Fintech attracts lion's share
Despite its steady growth over the past decade, investment activity remained significantly skewed towards a select few sectors and geographies. Fintech accounted for over nine-tenth of total M&A volumes, with high-profile acquisitions such as Paystack, DPO Group and Wave, and over a third of all non-acquisition funds deployed.
Aside from a promising, growing number of early-stage-focused venture capital funds and investors, support ecosystem organisations such as syndicates, venture builders and technology hubs have been increasingly deploying financial and in-kind resources into companies across the continent, states the report.

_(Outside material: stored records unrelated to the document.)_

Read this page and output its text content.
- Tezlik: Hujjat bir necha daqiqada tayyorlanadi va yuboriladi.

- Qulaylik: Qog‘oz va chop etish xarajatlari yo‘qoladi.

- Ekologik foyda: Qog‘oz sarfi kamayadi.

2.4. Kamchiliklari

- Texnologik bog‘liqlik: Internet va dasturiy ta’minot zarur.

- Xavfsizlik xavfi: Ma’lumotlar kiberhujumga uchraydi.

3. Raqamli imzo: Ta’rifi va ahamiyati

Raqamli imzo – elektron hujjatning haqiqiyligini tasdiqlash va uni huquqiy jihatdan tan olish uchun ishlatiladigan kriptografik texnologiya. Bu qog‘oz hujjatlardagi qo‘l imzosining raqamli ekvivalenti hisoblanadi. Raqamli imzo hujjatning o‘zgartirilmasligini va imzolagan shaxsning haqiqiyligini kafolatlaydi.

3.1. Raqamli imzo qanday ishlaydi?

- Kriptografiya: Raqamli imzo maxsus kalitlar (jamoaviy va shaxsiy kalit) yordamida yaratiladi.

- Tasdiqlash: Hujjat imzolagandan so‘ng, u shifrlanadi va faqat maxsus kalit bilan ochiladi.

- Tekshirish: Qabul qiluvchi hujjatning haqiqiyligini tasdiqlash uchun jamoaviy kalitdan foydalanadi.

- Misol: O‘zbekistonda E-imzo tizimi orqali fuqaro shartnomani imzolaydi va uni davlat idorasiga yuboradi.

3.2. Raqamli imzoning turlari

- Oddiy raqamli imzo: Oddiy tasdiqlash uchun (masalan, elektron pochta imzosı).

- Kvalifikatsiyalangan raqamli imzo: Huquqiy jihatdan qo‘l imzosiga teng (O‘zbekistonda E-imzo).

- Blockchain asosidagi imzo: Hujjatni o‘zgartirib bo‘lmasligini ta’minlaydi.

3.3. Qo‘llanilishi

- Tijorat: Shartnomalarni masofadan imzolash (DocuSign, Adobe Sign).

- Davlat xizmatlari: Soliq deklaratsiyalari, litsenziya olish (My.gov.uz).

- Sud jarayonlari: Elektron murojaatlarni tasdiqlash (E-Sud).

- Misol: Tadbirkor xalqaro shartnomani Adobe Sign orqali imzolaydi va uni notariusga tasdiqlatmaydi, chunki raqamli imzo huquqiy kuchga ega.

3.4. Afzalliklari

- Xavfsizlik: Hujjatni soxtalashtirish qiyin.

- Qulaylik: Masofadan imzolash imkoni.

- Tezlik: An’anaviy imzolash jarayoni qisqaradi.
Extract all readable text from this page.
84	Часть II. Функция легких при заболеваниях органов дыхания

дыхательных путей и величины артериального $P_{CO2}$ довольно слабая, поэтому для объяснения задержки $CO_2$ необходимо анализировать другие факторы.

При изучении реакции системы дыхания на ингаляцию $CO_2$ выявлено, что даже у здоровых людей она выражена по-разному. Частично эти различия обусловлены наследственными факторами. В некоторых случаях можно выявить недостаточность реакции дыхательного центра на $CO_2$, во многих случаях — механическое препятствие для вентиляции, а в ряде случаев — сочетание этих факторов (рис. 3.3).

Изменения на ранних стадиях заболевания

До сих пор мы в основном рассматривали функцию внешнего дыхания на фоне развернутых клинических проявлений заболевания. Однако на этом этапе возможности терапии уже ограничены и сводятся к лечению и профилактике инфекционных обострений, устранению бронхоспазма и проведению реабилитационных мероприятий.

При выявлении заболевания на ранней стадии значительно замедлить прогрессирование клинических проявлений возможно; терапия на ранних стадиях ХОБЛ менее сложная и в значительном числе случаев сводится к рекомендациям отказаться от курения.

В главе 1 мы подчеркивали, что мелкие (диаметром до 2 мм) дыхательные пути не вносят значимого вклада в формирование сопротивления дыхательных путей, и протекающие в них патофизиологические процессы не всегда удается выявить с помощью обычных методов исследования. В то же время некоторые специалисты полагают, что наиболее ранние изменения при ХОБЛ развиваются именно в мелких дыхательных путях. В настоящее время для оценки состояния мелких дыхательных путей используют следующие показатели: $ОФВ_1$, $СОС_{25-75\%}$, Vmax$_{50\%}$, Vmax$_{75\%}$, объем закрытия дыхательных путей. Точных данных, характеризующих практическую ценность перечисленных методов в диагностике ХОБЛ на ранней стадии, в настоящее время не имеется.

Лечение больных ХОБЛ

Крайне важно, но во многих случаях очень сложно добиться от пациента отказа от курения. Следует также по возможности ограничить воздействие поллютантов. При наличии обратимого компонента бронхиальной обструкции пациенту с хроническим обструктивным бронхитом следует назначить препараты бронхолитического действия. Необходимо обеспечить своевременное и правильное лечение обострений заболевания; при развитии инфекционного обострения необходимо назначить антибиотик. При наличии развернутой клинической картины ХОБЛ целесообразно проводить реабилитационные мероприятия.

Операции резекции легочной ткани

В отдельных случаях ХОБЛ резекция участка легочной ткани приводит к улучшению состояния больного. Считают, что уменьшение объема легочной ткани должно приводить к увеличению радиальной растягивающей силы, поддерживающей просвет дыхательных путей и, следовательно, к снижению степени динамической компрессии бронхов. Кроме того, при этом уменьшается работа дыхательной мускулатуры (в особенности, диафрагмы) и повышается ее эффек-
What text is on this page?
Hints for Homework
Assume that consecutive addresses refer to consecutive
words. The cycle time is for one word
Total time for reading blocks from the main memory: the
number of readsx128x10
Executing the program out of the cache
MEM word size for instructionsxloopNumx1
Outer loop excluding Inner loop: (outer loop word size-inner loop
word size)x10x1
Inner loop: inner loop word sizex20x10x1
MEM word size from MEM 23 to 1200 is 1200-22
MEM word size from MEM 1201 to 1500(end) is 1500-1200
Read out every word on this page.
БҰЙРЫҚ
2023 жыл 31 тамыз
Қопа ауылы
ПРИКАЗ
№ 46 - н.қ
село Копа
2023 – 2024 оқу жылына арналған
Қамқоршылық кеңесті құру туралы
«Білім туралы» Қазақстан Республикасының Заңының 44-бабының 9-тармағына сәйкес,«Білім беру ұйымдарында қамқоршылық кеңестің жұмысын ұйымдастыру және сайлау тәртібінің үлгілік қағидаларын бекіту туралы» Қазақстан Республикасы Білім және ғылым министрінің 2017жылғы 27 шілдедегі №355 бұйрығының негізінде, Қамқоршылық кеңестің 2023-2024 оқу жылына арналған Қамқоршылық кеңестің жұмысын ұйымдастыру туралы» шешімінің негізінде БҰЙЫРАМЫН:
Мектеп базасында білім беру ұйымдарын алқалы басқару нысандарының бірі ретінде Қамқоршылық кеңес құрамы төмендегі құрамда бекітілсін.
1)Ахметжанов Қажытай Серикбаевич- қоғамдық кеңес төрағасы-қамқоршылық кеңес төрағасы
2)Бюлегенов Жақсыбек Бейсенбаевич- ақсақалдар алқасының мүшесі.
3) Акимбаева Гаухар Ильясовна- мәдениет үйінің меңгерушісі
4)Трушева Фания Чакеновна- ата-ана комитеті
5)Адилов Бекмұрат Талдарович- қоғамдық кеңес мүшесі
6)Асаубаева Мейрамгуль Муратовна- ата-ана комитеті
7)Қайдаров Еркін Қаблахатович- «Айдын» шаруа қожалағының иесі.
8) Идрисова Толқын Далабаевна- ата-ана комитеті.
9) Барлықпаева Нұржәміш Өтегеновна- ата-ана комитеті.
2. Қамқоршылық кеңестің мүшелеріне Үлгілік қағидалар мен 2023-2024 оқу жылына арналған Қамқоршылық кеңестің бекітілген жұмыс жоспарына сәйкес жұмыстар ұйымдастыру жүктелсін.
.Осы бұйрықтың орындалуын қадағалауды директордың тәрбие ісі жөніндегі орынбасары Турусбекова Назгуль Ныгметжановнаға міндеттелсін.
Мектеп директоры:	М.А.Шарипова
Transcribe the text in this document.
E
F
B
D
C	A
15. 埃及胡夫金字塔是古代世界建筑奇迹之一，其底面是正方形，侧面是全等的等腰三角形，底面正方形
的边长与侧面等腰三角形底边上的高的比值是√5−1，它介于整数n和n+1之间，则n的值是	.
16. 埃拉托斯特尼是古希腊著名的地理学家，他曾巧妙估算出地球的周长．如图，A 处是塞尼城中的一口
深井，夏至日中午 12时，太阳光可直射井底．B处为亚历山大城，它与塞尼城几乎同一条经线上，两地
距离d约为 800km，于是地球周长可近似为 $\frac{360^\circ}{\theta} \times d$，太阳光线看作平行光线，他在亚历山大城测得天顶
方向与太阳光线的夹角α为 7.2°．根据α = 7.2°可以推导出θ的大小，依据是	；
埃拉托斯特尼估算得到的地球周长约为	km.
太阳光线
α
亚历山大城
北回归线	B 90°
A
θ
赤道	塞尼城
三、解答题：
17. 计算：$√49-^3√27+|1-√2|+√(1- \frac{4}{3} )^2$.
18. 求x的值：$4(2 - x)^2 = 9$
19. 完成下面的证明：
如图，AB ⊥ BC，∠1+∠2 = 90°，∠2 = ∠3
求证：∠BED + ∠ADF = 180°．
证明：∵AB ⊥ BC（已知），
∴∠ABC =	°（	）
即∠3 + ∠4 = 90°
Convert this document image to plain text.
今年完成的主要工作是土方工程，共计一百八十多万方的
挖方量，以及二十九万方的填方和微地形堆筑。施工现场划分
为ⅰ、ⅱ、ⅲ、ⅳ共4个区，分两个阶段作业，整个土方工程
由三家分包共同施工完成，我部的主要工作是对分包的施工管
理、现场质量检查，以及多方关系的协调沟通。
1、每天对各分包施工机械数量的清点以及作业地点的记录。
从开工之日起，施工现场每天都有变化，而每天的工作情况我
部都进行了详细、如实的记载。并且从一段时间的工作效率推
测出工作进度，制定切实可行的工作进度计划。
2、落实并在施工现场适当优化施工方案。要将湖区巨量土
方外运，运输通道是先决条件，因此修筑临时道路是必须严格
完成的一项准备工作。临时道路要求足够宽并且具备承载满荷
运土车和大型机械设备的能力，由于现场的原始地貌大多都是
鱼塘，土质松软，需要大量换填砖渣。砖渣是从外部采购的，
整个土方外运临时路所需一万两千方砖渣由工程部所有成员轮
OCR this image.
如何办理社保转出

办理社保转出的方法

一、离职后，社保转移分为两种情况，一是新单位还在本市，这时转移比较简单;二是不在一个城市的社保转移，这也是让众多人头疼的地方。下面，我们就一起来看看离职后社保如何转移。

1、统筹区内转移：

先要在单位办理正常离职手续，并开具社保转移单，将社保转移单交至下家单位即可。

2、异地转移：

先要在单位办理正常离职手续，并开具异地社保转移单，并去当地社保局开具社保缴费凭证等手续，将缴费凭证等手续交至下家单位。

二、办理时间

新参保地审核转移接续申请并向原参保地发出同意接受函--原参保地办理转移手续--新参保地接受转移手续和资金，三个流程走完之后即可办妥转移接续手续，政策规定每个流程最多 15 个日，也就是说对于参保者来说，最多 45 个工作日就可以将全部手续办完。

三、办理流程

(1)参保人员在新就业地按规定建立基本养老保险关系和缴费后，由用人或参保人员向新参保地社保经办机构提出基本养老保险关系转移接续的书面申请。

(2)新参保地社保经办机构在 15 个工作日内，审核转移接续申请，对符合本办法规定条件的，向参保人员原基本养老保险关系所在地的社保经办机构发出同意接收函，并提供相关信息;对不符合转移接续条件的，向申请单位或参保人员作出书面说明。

“While financial technology companies retain the lion's share of total funding, cleantech (22%) is increasingly attracting capital from local and international investors, including a growing number of corporates interested in fast-tracking their transition to renewable energy,” says Briter Bridges.
“Healthtech (9%), data and analytics (7%), agritech (7%) and e-commerce (5%) follow as more private companies reach maturity, but ticket sizes remain contained compared to those across fintech and cleantech.”
Meanwhile, a report compiled by start-up news and research portal Disrupt Africa notes 2020 was a record year for investment in the African tech start-up ecosystem, with more start-ups raising more funds than ever before.
According to the report, new funding records were set over the course of 2020, as 397 start-ups raised US$701.5-million in total funding.
“Both these figures are up substantially on the previous year, with the number of funded start-ups increasing 27.7% from 2019, and the funding total growing by 42%. SA, Kenya, Nigeria and Egypt retained the highest share of total funding, accounting for 77% of funded start-ups and 89.2% of total investments,” according to Disrupt Africa.